Warts are basically an overgrowth of superficial layers of skin, triggered by a contagious viral infection. Known in medical terminology as papillomas, they may emerge anywhere on the body, depending on the specific strain of virus that causes them to develop.
Although warts are not inherently painful, wart removal can be a challenge especially if they tend to recur frequently and appear in significant numbers. The ideal technique would be quick, simple, demand little by way of pre-treatment and post-treatment care and, as with any procedure, aim to keep blood loss and recovery time to the minimum.
RF or Radiofrequency (also referred to as Radio Surgery or Radiowave Surgery) is a highly favoured treatment for removing warts and skin tags. It involves the passage of radio waves into the skin to perform the removal or reshaping of a lesion. Radiofrequency uses low temperature, high frequency energy radio waves to cauterize warts.
RF treatment can cut and coagulate simultaneously without any need for applying pressure. This procedure has gained importance since it is easy to perform. Bleeding is minimal and so is downtime. Radiofrequency is practically free of side effects and complications.
RF works on the principle of using tissue as resistance against high-frequency radio waves delivered at low temperatures.
When a high-frequency wave passes through, the tissue resists its passage, thereby creating heat. This heat increases the inner pressure within the mass of tissue by taking the intracellular water to way above boiling point. The increased pressure makes cell walls break, creating the cutting effect.

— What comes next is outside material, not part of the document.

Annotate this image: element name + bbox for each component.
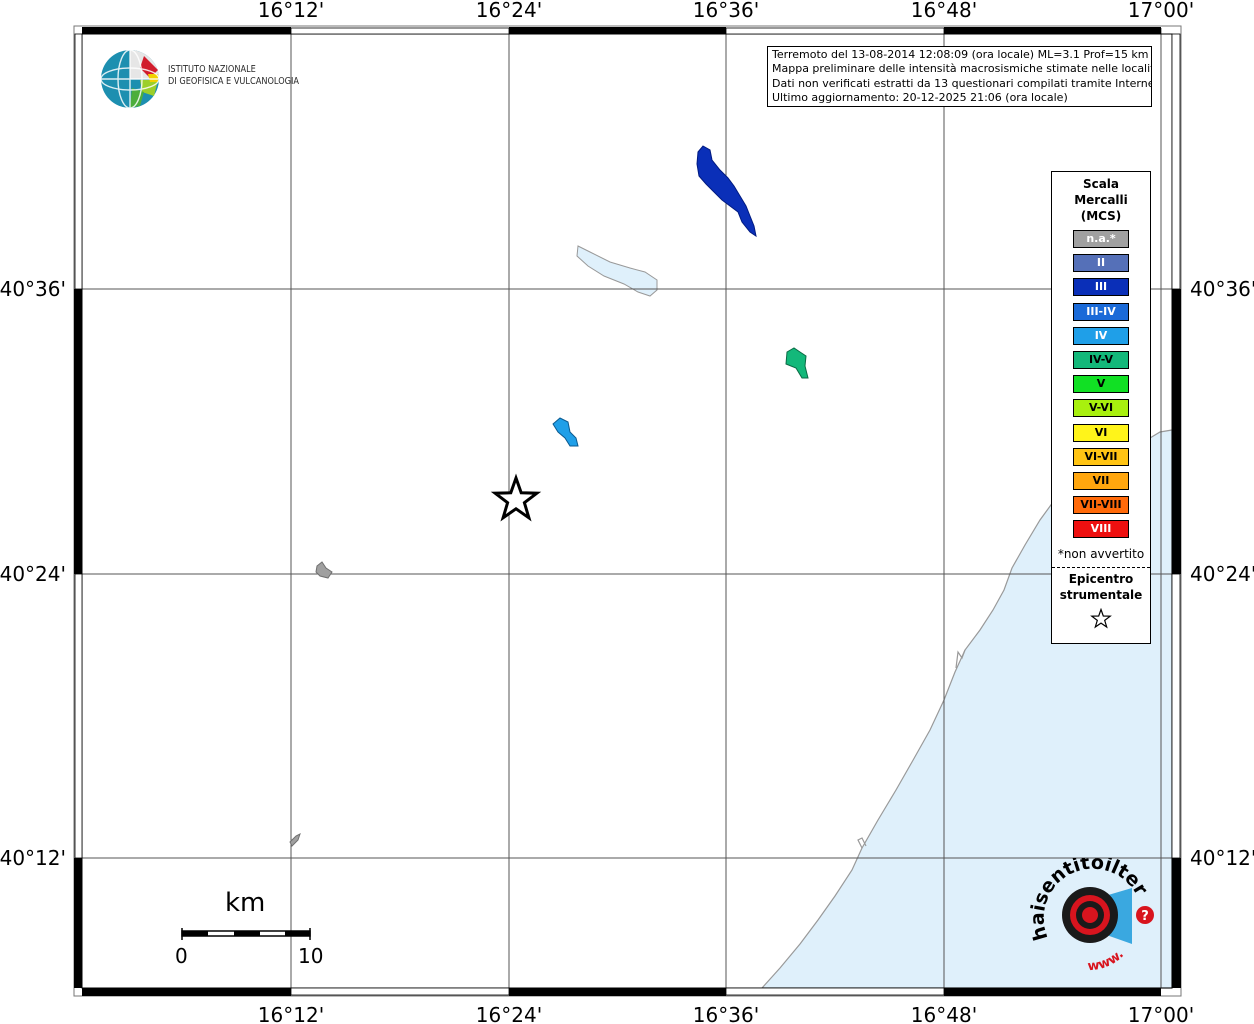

As the water in the intracellular tissue vaporises, the heat spreads, coagulating tissue proteins, which in turn brings about haemostasis or stoppage of blood flow, without actually having to burn the tissue as is generally required during such surgery.
A variety of electrodes are used depending on the type of lesion, e.g. fine needle, wire loop or scalpel blade, among others.
Mild discomfort could be experienced during the treatment, which is contained after applying an anesthetic cream. In certain cases however, a local anesthetic may be injected with a small needle.
RF wart removal will give you a bit of swelling, bruising and redness in the area where the treatment was carried out. There will also be tenderness for a few days till the area heals. However, thanks to tissue coagulation, it is unlikely that there will be any bleeding during this treatment or anytime after. Healing is quicker too.
Kaya Wart Removal treatment is simple, safe and effective. However, while you can look forward to getting rid of existing warts, the treatment does not address the underlying causes, and so cannot prevent recurrence.
Do avoid this treatment if you’re pregnant.
- Although pain and discomfort should be minimal, some individuals may feel the need for pain relief. Do check with your dermatologist before taking any painkillers.
- Avoid touching the area as far as possible.
- Avoid exposure to harsh sunlight, and stay away from dusty or sandy environments for at least x days.
- Since this will be a scab that must eventually fall off, is it advisable to keep the area dry for 2-3 days after the surgery.